Pendant des années, des groupes de la société civile, dont l’ACAT Bénin et Amnesty International, étaient intervenus en faveur de ces 14 condamnés et avaient mené des actions en vue de l’abolition effective de la peine de mort au Bénin. En 2019, une délégation sud-africaine et luxembourgeoise de l’Institute for Healing of Memories a pu leur rendre visite dans leur lieu de détention, la prison civile d’Akpro-Missérété, à 40 kilomètres de Cotonou.
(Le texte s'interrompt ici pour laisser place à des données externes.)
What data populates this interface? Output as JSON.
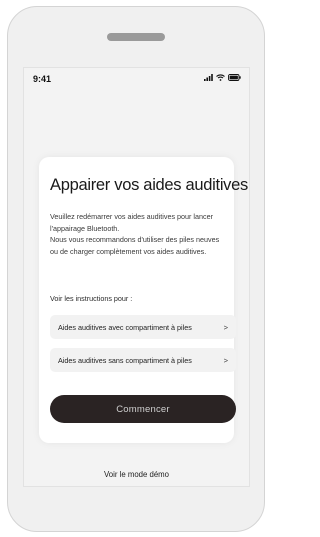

Parmi ces prisonniers se trouvait Yaovi Azonhito. En janvier 2022, grâcié par le Président de la République, il a retrouvé la liberté. Aujourd’hui, il vit dans une grande précarité. Depuis sa libération, il est engagé aux côtés de l’ACAT Bénin dans la lutte pour les droits humains. Avant sa venue au Luxembourg, il participera comme témoin au 8e Congrès mondial contre la peine de mort, qui se déroulera à Berlin du 15 au 18 novembre. Il s’y rendra avec Pascal ZOHOUN, président de l’ACAT Bénin, qui l’accompagnera également au Luxembourg.

Par cette manifestation, à laquelle participera également un intervenant d’Amnesty International Luxembourg, les organisateurs souhaitent, d’une part, célébrer les progrès réalisés ces dernières années dans la lutte contre la peine de mort, tels que l’abolition de celle-ci au Bénin ; et, d’autre part, souligner le travail qu’il reste à faire et appeler à une mobilisation pour éradiquer cette sanction cruelle et inhumaine à travers le monde.

Lors de la soirée du 22 novembre, des interludes musicaux seront assurés par le violoniste Vincent SOUBEYRAN.